Plenty of founders talk about AI in education the way people talk about flying cars - always almost here. Xing takes the opposite posture. His pitch isn't a promise about some distant future; it's a receipt. Hundreds of thousands of people are paying to talk to a machine that helps them speak a new language, today.
His longer view is bolder. He imagines a near future where you don't "use a language app" at all - you just have conversations, and fluency arrives as a side effect of being heard. Faster, more natural, and, in his words, deeply human. It's a strange thing to say about software built on a large language model, but it's also the entire point of Pingo: the technology disappears, and what's left is the feeling of finally being understood in a language that wasn't yours.

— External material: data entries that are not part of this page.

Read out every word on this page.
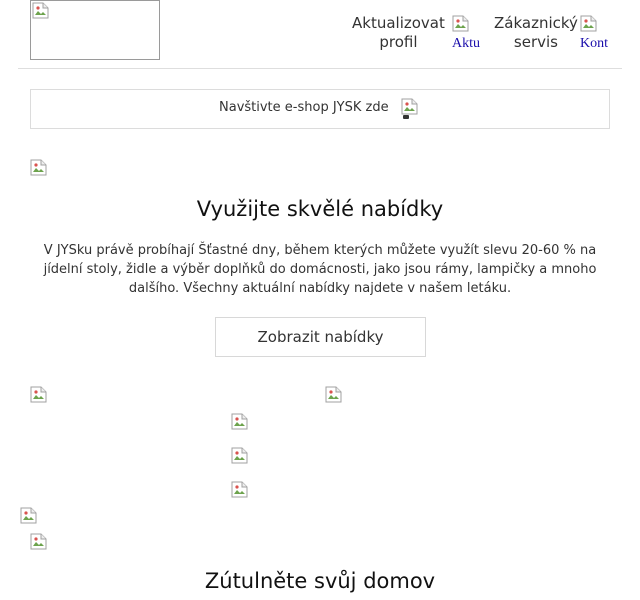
Aktualizovat
profil	Aktu
Zákaznický
servis	Kont
Navštivte e-shop JYSK zde
Využijte skvělé nabídky

V JYSku právě probíhají Šťastné dny, během kterých můžete využít slevu 20-60 % na jídelní stoly, židle a výběr doplňků do domácnosti, jako jsou rámy, lampičky a mnoho dalšího. Všechny aktuální nabídky najdete v našem letáku.

Zobrazit nabídky
Zútulněte svůj domov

He shared the company's story on the Unvested podcast in an episode titled, fittingly, "Let him cook" - a half-hour on what it actually takes to manufacture a single viral moment. The short version: less luck than it looks, more reps than anyone wants to admit.
What makes the whole thing memorable isn't the growth chart - plenty of YC companies have steep ones. It's the specificity of where it came from. Not a market-sizing spreadsheet, not a trend deck about generative AI, but two roommates and a standing weekly appointment to be bad at Chinese together until they were good. The best products tend to start as a fix for the founder's own annoyance, and Pingo is almost embarrassingly literal about it: Xing and Schonfeld had the one resource that makes language learning work, and they built the version of it that scales to everyone who doesn't.

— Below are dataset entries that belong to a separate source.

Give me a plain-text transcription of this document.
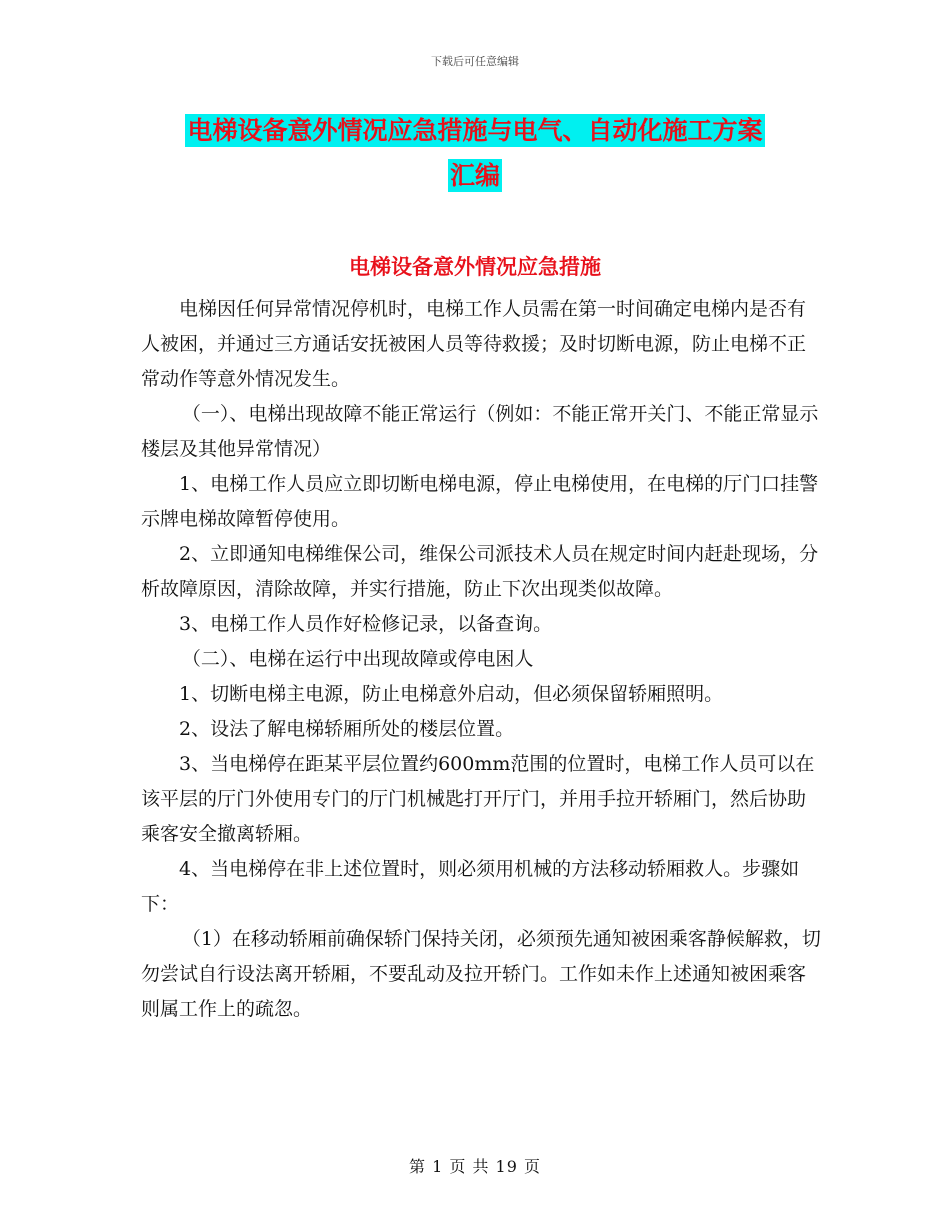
下载后可任意编辑
电梯设备意外情况应急措施与电气、自动化施工方案
汇编
电梯设备意外情况应急措施

电梯因任何异常情况停机时，电梯工作人员需在第一时间确定电梯内是否有人被困，并通过三方通话安抚被困人员等待救援；及时切断电源，防止电梯不正常动作等意外情况发生。

（一）、电梯出现故障不能正常运行（例如：不能正常开关门、不能正常显示楼层及其他异常情况）

1、电梯工作人员应立即切断电梯电源，停止电梯使用，在电梯的厅门口挂警示牌电梯故障暂停使用。

2、立即通知电梯维保公司，维保公司派技术人员在规定时间内赶赴现场，分析故障原因，清除故障，并实行措施，防止下次出现类似故障。

3、电梯工作人员作好检修记录，以备查询。

（二）、电梯在运行中出现故障或停电困人

1、切断电梯主电源，防止电梯意外启动，但必须保留轿厢照明。

2、设法了解电梯轿厢所处的楼层位置。

3、当电梯停在距某平层位置约600mm范围的位置时，电梯工作人员可以在该平层的厅门外使用专门的厅门机械匙打开厅门，并用手拉开轿厢门，然后协助乘客安全撤离轿厢。

4、当电梯停在非上述位置时，则必须用机械的方法移动轿厢救人。步骤如下：

（1）在移动轿厢前确保轿门保持关闭，必须预先通知被困乘客静候解救，切勿尝试自行设法离开轿厢，不要乱动及拉开轿门。工作如未作上述通知被困乘客则属工作上的疏忽。

第 1 页 共 19 页
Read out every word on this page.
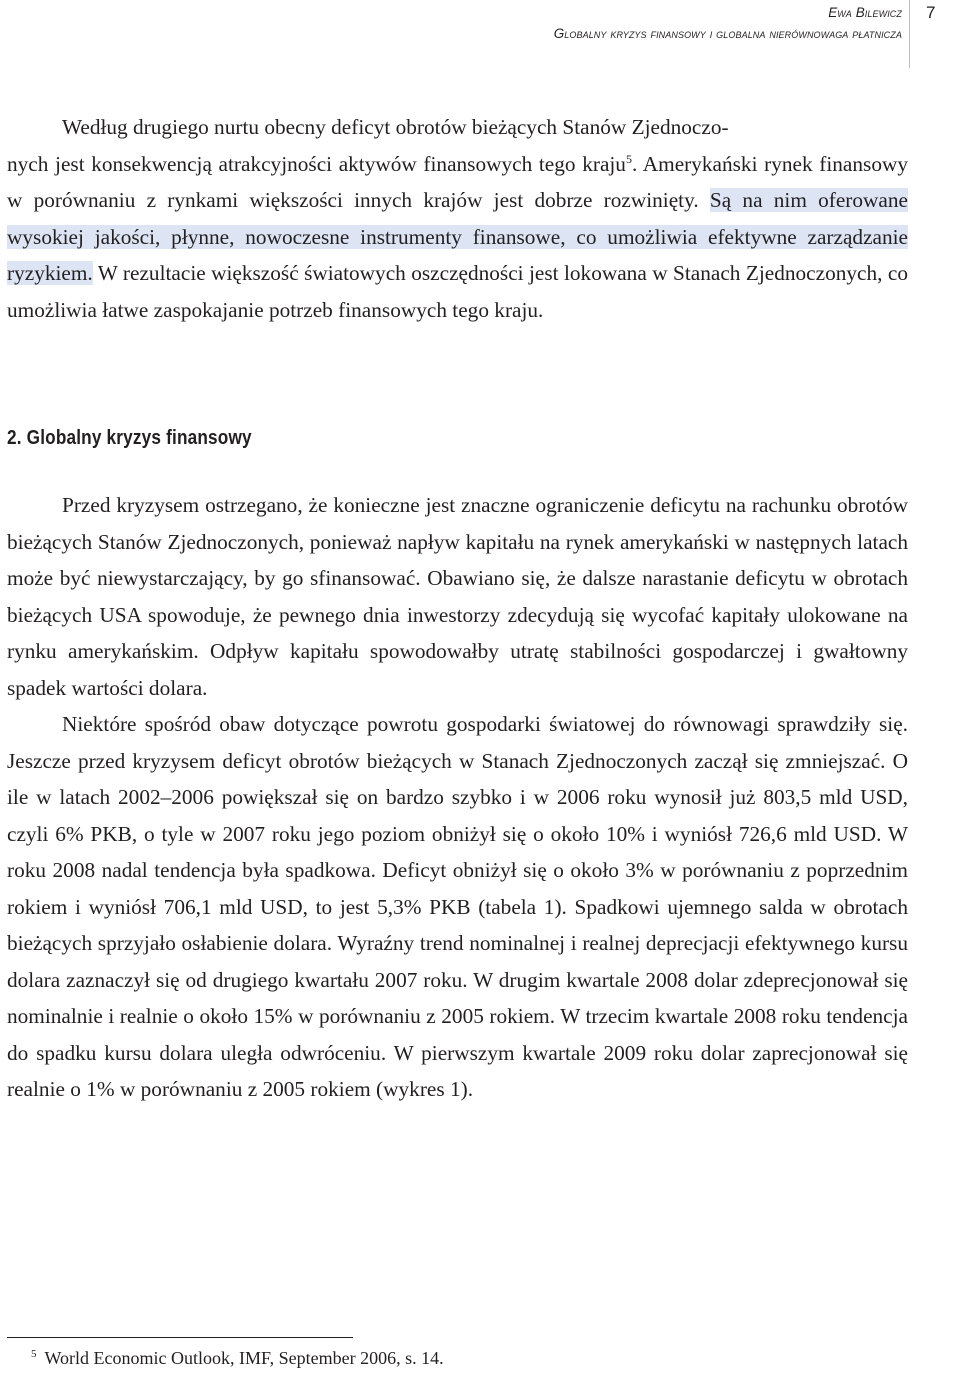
Ewa Bilewicz
Globalny kryzys finansowy i globalna nierównowaga płatnicza
7

Według drugiego nurtu obecny deficyt obrotów bieżących Stanów Zjednoczo-
nych jest konsekwencją atrakcyjności aktywów finansowych tego kraju$^5$. Amerykański rynek finansowy w porównaniu z rynkami większości innych krajów jest dobrze rozwinięty. Są na nim oferowane wysokiej jakości, płynne, nowoczesne instrumenty finansowe, co umożliwia efektywne zarządzanie ryzykiem. W rezultacie większość światowych oszczędności jest lokowana w Stanach Zjednoczonych, co umożliwia łatwe zaspokajanie potrzeb finansowych tego kraju.

2. Globalny kryzys finansowy

Przed kryzysem ostrzegano, że konieczne jest znaczne ograniczenie deficytu na rachunku obrotów bieżących Stanów Zjednoczonych, ponieważ napływ kapitału na rynek amerykański w następnych latach może być niewystarczający, by go sfinansować. Obawiano się, że dalsze narastanie deficytu w obrotach bieżących USA spowoduje, że pewnego dnia inwestorzy zdecydują się wycofać kapitały ulokowane na rynku amerykańskim. Odpływ kapitału spowodowałby utratę stabilności gospodarczej i gwałtowny spadek wartości dolara.

Niektóre spośród obaw dotyczące powrotu gospodarki światowej do równowagi sprawdziły się. Jeszcze przed kryzysem deficyt obrotów bieżących w Stanach Zjednoczonych zaczął się zmniejszać. O ile w latach 2002–2006 powiększał się on bardzo szybko i w 2006 roku wynosił już 803,5 mld USD, czyli 6% PKB, o tyle w 2007 roku jego poziom obniżył się o około 10% i wyniósł 726,6 mld USD. W roku 2008 nadal tendencja była spadkowa. Deficyt obniżył się o około 3% w porównaniu z poprzednim rokiem i wyniósł 706,1 mld USD, to jest 5,3% PKB (tabela 1). Spadkowi ujemnego salda w obrotach bieżących sprzyjało osłabienie dolara. Wyraźny trend nominalnej i realnej deprecjacji efektywnego kursu dolara zaznaczył się od drugiego kwartału 2007 roku. W drugim kwartale 2008 dolar zdeprecjonował się nominalnie i realnie o około 15% w porównaniu z 2005 rokiem. W trzecim kwartale 2008 roku tendencja do spadku kursu dolara uległa odwróceniu. W pierwszym kwartale 2009 roku dolar zaprecjonował się realnie o 1% w porównaniu z 2005 rokiem (wykres 1).

$^5$ World Economic Outlook, IMF, September 2006, s. 14.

That's also why Xing's framing of the future doesn't read as bravado. He isn't promising a robot tutor that replaces classrooms or claiming AI will make effort obsolete. He's describing something narrower and more believable - a world where the awkward, irreplaceable act of practicing out loud is finally available to anyone, at any hour, without needing to find a willing human first. If he's right, the strange thing won't be that an app taught millions of people to speak. It'll be that it took this long for someone to build the obvious thing.
Why "talk to it" beats "tap the right box"
Pingo's whole design rests on a claim about how humans actually pick up a language: you learn to speak by speaking. Reading prompts and matching pictures builds a kind of knowledge, but it's the wrong kind - recognition, not recall, and certainly not the reflex you need when a stranger asks you a question and waits. The gap between "I understand this sentence" and "I can produce this sentence under pressure" is where most learners stall, and it's precisely the gap a conversation partner closes.
So the product leans into the uncomfortable part. It talks back. It corrects you in real time, in context, the way a patient friend would rather than a quiz would. It meets you at your level and pushes from there. None of this is a new pedagogical idea - immersion has always worked - but the bottleneck was never the theory. It was supply. There simply aren't enough patient, fluent, available humans to give every learner the hours of low-stakes conversation they need. Xing and Schonfeld's insight was that this specific shortage is exactly the kind of thing a large language model is good for: infinite patience, instant availability, no judgment.
It's a useful lens for the broader AI moment, too. The loudest pitches promise to replace experts. Pingo's quieter one is about replacing scarcity - taking something that already works when you can get it, and making it something you can always get. That's a less cinematic promise, and a far more defensible one. It also happens to be the version people are willing to pay for.